They weren't what I expected.  The Bulang picked up more sweetness and complexity than I thought, moving off the initial kerosene phase onto actual citrus fruit.  It wouldn't be a favorite but it was pleasant.  I'd bet that even within two years of settling in here in steamy and warm Bangkok climate it would be even nicer.

The Cai Chen's Fire (if that's what it was) was interesting for being smoked, or at least seeming smoked.  Smoke is on the list of natural flavors that emerge in sheng, along with bitterness, floral aspects, camphor, varying mineral, and the rest.  This just seemed way too strong to be a natural aspect.  Contact with smoke can add more of that range in processing, singeing the tea a bit during a heavy version of kill green frying, or indoor drying in an area warmed by smoke.  I don't know what the story was, only how it tasted.  I did ask Andrew of Liquid Proust by message by didn't hear back at time of first draft.

Both of these would make a great intro to parts of the range of sheng, with that second on an unusual tangent, no matter what it is.  People have mentioned before that you can tell the difference between sheng that's smoky because that aspect comes up and from actual smoke as an input.  This seems like real smoke.  Neither would be a personal favorite but then I don't love tea most for matching preference for a given style, at this point.  That still does work, for favorites, but I like tea for what they are, with variety being as interesting and pleasant as that matching.

visiting that friend at Tea Village in Pattaya


I just tried to explain this to a vendor friend I met when he asked what my favorite tea type is now.  I really don't have one.  I like black teas, oolong, sheng and shou, and white, and other hei cha can be interesting and nice, so I kind of just demote green to a second level.  I have favorites (Dian Hong for black, Cindy's Rou Gui and Wuyi Yancha for oolong, along with Dan Cong) but novel versions are nice beyond those.  Or even basic, plain teas, really.  I've only started this year to drink tea-bag black tea again (just not very often), from people giving it to me as a gift, and I've been dabbling in tisanes for the last couple of years again (after a long history with those, and a shorter pause in drinking them).  Even deeply flawed or limited quality teas can be interesting for expressing something you don't get to often.

I see it as similar to appreciating the company of people who I don't share much in common with, even if they have apparent shortcomings in character.  If you can relate to them there is still potential for interesting interaction, and the main step towards doing that is you setting your ego aside to enable it.  It's the same for tea; if you think "I'm a tea enthusiast and I'm too good for this version" you set up the distance from being able to appreciate the experience, it's not the tea character that does that. 
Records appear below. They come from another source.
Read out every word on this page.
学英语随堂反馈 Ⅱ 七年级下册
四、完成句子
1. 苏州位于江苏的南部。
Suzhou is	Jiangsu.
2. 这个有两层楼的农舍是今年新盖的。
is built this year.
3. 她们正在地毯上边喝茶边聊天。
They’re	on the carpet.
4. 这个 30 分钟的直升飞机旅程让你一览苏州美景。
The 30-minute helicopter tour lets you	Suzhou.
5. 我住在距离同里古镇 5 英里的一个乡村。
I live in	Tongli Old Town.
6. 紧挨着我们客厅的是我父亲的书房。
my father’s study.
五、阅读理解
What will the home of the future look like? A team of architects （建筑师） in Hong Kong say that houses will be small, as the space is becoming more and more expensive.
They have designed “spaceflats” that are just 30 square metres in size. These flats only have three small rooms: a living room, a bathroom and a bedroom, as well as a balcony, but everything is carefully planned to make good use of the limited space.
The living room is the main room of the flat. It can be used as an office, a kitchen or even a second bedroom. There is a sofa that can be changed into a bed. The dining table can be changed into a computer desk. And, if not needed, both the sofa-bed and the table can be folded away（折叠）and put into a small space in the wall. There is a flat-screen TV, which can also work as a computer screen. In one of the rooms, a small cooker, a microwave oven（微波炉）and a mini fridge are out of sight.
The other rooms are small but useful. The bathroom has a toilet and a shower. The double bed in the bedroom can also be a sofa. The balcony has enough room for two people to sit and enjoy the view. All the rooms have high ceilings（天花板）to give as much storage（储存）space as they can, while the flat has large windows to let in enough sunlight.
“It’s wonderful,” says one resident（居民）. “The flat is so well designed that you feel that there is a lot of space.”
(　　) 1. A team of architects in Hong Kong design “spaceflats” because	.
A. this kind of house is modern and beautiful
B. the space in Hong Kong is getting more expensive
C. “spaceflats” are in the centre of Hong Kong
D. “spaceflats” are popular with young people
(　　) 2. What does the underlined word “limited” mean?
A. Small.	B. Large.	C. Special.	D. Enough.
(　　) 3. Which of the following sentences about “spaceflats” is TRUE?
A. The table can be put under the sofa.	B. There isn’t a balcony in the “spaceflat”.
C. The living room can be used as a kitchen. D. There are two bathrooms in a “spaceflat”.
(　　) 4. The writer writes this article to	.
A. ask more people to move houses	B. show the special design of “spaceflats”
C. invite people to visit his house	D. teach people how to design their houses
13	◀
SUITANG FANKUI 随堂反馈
The flexibility in perspective to cover range can serve someone well, for experiencing tea and people.  Go and brew some Lipton from your break room, add milk and sugar to that, try it and let me know.  It might help to not think of it as tea, to separate from pre-conceptions, in the way a brewed coffee drinker might when drinking instant, or a better brewed coffee drinker might if drinking a Starbucks caramel latte.

It feels a little odd not mentioning what these teas are, like unfinished business.  I'll never know that, it would seem, especially in the "Chen's Fire" case since I can't even clearly read those words.  Searching on Steepster, Yunnan Sourcing, or Liquid Proust's sales site doesn't turn up anything promising as a match.  The set wasn't about being introduced to what to buy (mainly), but about beginners exploring the range of what is out there for sheng.  A Vietnamese rustic version of a sheng was a bit smoky not so long ago but this style is atypical, and more interesting for that.

As to saying more about the other tea's general range this Tea DB post from awhile back reviews lots of versions of Bulang sheng; it covers what the origin is all about, related to that blog reviewing a lot of versions in two to three sentence descriptions.